I am using Statsmodel instead of STATA where possible, and wanted to cluster standard errors by firm. The problem I encountered was I use Patsy to create the endog/exog matrices, and statsmodel requires the cluster group Series to match length. (Aside: There's an open Github issue about this.) I'm sure there are more clever solutions, but mine was to give Patsy a dataframe with no missing data. The statsmodels documentation was a bit unclear, so I figured I'd share the working snippet below.
# Selection criteria
select_df = (df[(df['at']>1) & (df['ff12']!=8)]
.sort_values('cik y_q'.split()))
# Columns that appear in regressions, as well as group variable
cols = 'cik cp ni_at re_at xrd_at at y_q ff12'.split()

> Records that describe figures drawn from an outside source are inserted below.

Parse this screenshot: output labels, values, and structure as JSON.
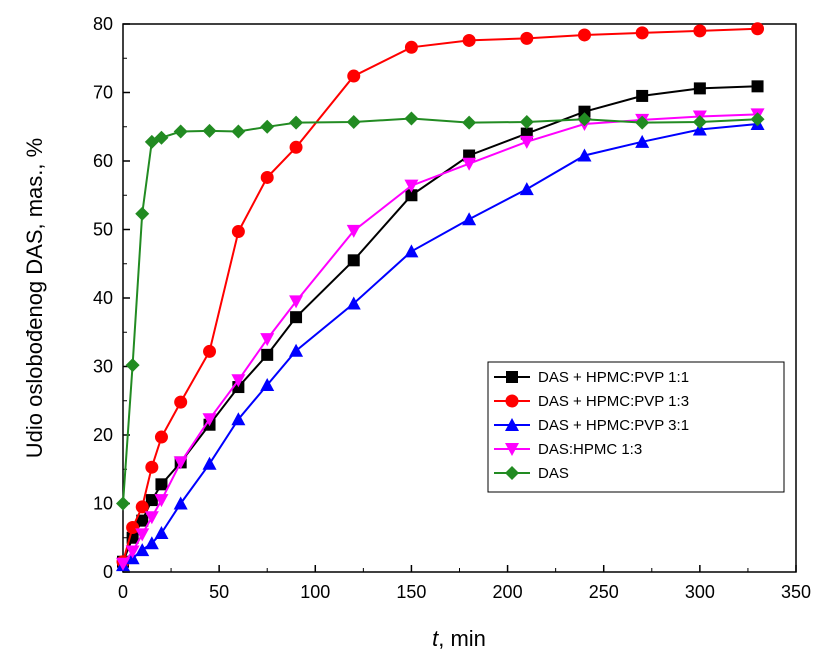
{
  "chart_data": {
    "type": "line",
    "xlabel_italic": "t",
    "xlabel_rest": ", min",
    "ylabel": "Udio oslobođenog DAS, mas., %",
    "xlim": [
      0,
      350
    ],
    "ylim": [
      0,
      80
    ],
    "xticks": [
      0,
      50,
      100,
      150,
      200,
      250,
      300,
      350
    ],
    "yticks": [
      0,
      10,
      20,
      30,
      40,
      50,
      60,
      70,
      80
    ],
    "legend_position": "lower-right",
    "grid": false,
    "series": [
      {
        "name": "DAS + HPMC:PVP 1:1",
        "color": "#000000",
        "marker": "square",
        "x": [
          0,
          5,
          10,
          15,
          20,
          30,
          45,
          60,
          75,
          90,
          120,
          150,
          180,
          210,
          240,
          270,
          300,
          330
        ],
        "y": [
          1.5,
          5.0,
          7.5,
          10.5,
          12.8,
          16.0,
          21.5,
          27.0,
          31.7,
          37.2,
          45.5,
          55.0,
          60.8,
          64.0,
          67.2,
          69.5,
          70.6,
          70.9
        ]
      },
      {
        "name": "DAS + HPMC:PVP 1:3",
        "color": "#ff0000",
        "marker": "circle",
        "x": [
          0,
          5,
          10,
          15,
          20,
          30,
          45,
          60,
          75,
          90,
          120,
          150,
          180,
          210,
          240,
          270,
          300,
          330
        ],
        "y": [
          1.5,
          6.5,
          9.5,
          15.3,
          19.7,
          24.8,
          32.2,
          49.7,
          57.6,
          62.0,
          72.4,
          76.6,
          77.6,
          77.9,
          78.4,
          78.7,
          79.0,
          79.3
        ]
      },
      {
        "name": "DAS + HPMC:PVP 3:1",
        "color": "#0000ff",
        "marker": "triangle-up",
        "x": [
          0,
          5,
          10,
          15,
          20,
          30,
          45,
          60,
          75,
          90,
          120,
          150,
          180,
          210,
          240,
          270,
          300,
          330
        ],
        "y": [
          1.0,
          2.0,
          3.2,
          4.2,
          5.7,
          10.0,
          15.8,
          22.3,
          27.3,
          32.3,
          39.2,
          46.8,
          51.5,
          55.9,
          60.8,
          62.8,
          64.6,
          65.4
        ]
      },
      {
        "name": "DAS:HPMC 1:3",
        "color": "#ff00ff",
        "marker": "triangle-down",
        "x": [
          0,
          5,
          10,
          15,
          20,
          30,
          45,
          60,
          75,
          90,
          120,
          150,
          180,
          210,
          240,
          270,
          300,
          330
        ],
        "y": [
          1.2,
          3.0,
          5.5,
          8.0,
          10.5,
          16.0,
          22.3,
          28.0,
          34.0,
          39.5,
          49.8,
          56.4,
          59.6,
          62.8,
          65.4,
          66.0,
          66.5,
          66.8
        ]
      },
      {
        "name": "DAS",
        "color": "#228b22",
        "marker": "diamond",
        "x": [
          0,
          5,
          10,
          15,
          20,
          30,
          45,
          60,
          75,
          90,
          120,
          150,
          180,
          210,
          240,
          270,
          300,
          330
        ],
        "y": [
          10.0,
          30.2,
          52.3,
          62.8,
          63.4,
          64.3,
          64.4,
          64.3,
          65.0,
          65.6,
          65.7,
          66.2,
          65.6,
          65.7,
          66.1,
          65.6,
          65.7,
          66.1
        ]
      }
    ]
  }
}
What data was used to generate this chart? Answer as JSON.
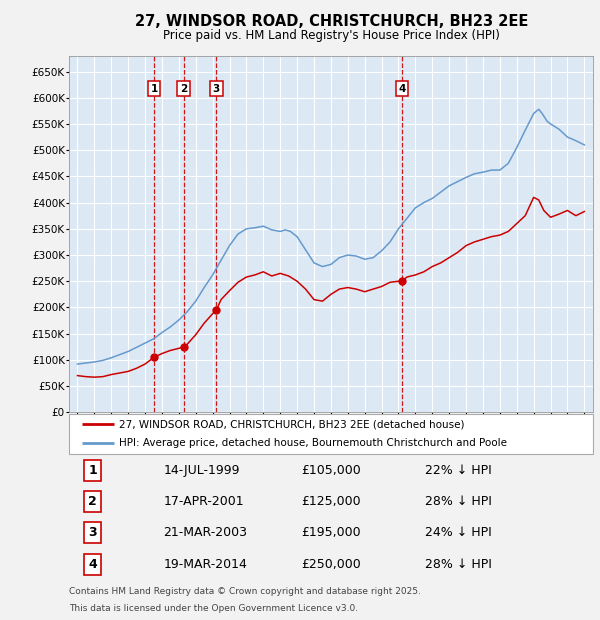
{
  "title": "27, WINDSOR ROAD, CHRISTCHURCH, BH23 2EE",
  "subtitle": "Price paid vs. HM Land Registry's House Price Index (HPI)",
  "background_color": "#f2f2f2",
  "plot_bg_color": "#dce9f5",
  "grid_color": "#ffffff",
  "transactions": [
    {
      "id": 1,
      "date": "14-JUL-1999",
      "price": 105000,
      "pct": "22% ↓ HPI",
      "x_year": 1999.54
    },
    {
      "id": 2,
      "date": "17-APR-2001",
      "price": 125000,
      "pct": "28% ↓ HPI",
      "x_year": 2001.29
    },
    {
      "id": 3,
      "date": "21-MAR-2003",
      "price": 195000,
      "pct": "24% ↓ HPI",
      "x_year": 2003.22
    },
    {
      "id": 4,
      "date": "19-MAR-2014",
      "price": 250000,
      "pct": "28% ↓ HPI",
      "x_year": 2014.22
    }
  ],
  "red_line_color": "#cc0000",
  "blue_line_color": "#6699cc",
  "ylim": [
    0,
    680000
  ],
  "yticks": [
    0,
    50000,
    100000,
    150000,
    200000,
    250000,
    300000,
    350000,
    400000,
    450000,
    500000,
    550000,
    600000,
    650000
  ],
  "xlim": [
    1994.5,
    2025.5
  ],
  "legend_label_red": "27, WINDSOR ROAD, CHRISTCHURCH, BH23 2EE (detached house)",
  "legend_label_blue": "HPI: Average price, detached house, Bournemouth Christchurch and Poole",
  "footer1": "Contains HM Land Registry data © Crown copyright and database right 2025.",
  "footer2": "This data is licensed under the Open Government Licence v3.0.",
  "red_x": [
    1995.0,
    1995.5,
    1996.0,
    1996.5,
    1997.0,
    1997.5,
    1998.0,
    1998.5,
    1999.0,
    1999.54,
    2000.0,
    2000.5,
    2001.0,
    2001.29,
    2001.5,
    2002.0,
    2002.5,
    2003.0,
    2003.22,
    2003.5,
    2004.0,
    2004.5,
    2005.0,
    2005.5,
    2006.0,
    2006.5,
    2007.0,
    2007.5,
    2008.0,
    2008.5,
    2009.0,
    2009.5,
    2010.0,
    2010.5,
    2011.0,
    2011.5,
    2012.0,
    2012.5,
    2013.0,
    2013.5,
    2014.0,
    2014.22,
    2014.5,
    2015.0,
    2015.5,
    2016.0,
    2016.5,
    2017.0,
    2017.5,
    2018.0,
    2018.5,
    2019.0,
    2019.5,
    2020.0,
    2020.5,
    2021.0,
    2021.5,
    2022.0,
    2022.3,
    2022.6,
    2023.0,
    2023.5,
    2024.0,
    2024.5,
    2025.0
  ],
  "red_y": [
    70000,
    68000,
    67000,
    68000,
    72000,
    75000,
    78000,
    84000,
    92000,
    105000,
    112000,
    118000,
    122000,
    125000,
    130000,
    148000,
    170000,
    188000,
    195000,
    215000,
    232000,
    248000,
    258000,
    262000,
    268000,
    260000,
    265000,
    260000,
    250000,
    235000,
    215000,
    212000,
    225000,
    235000,
    238000,
    235000,
    230000,
    235000,
    240000,
    248000,
    250000,
    250000,
    258000,
    262000,
    268000,
    278000,
    285000,
    295000,
    305000,
    318000,
    325000,
    330000,
    335000,
    338000,
    345000,
    360000,
    375000,
    410000,
    405000,
    385000,
    372000,
    378000,
    385000,
    375000,
    383000
  ],
  "blue_x": [
    1995.0,
    1995.5,
    1996.0,
    1996.5,
    1997.0,
    1997.5,
    1998.0,
    1998.5,
    1999.0,
    1999.5,
    2000.0,
    2000.5,
    2001.0,
    2001.5,
    2002.0,
    2002.5,
    2003.0,
    2003.5,
    2004.0,
    2004.5,
    2005.0,
    2005.5,
    2006.0,
    2006.5,
    2007.0,
    2007.3,
    2007.6,
    2008.0,
    2008.5,
    2009.0,
    2009.5,
    2010.0,
    2010.5,
    2011.0,
    2011.5,
    2012.0,
    2012.5,
    2013.0,
    2013.5,
    2014.0,
    2014.5,
    2015.0,
    2015.5,
    2016.0,
    2016.5,
    2017.0,
    2017.5,
    2018.0,
    2018.5,
    2019.0,
    2019.5,
    2020.0,
    2020.5,
    2021.0,
    2021.5,
    2022.0,
    2022.3,
    2022.5,
    2022.8,
    2023.0,
    2023.5,
    2024.0,
    2024.5,
    2025.0
  ],
  "blue_y": [
    92000,
    94000,
    96000,
    99000,
    104000,
    110000,
    116000,
    124000,
    132000,
    140000,
    152000,
    163000,
    176000,
    192000,
    212000,
    238000,
    262000,
    290000,
    318000,
    340000,
    350000,
    352000,
    355000,
    348000,
    345000,
    348000,
    345000,
    335000,
    310000,
    285000,
    278000,
    282000,
    295000,
    300000,
    298000,
    292000,
    295000,
    308000,
    325000,
    350000,
    370000,
    390000,
    400000,
    408000,
    420000,
    432000,
    440000,
    448000,
    455000,
    458000,
    462000,
    462000,
    475000,
    505000,
    538000,
    570000,
    578000,
    570000,
    555000,
    550000,
    540000,
    525000,
    518000,
    510000
  ]
}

# Final dataframe with no missing data.
# This gets the patsy arrays and group series to have the same length.
reg_df = select_df.ix[select_df[cols].notnull().all(axis=1), cols]
mod = sm.OLS.from_formula('cp ~ ni_at + re_at + xrd_at + np.log(at)'
'+ C(y_q) + C(ff12)', reg_df)
res = mod.fit(cov_type='cluster', cov_kwds={'groups': reg_df['cik']})
# output results without F.E. dummies
print("\n".join([x for x in str(res.summary()).split('\n')
if 'C(' not in x]))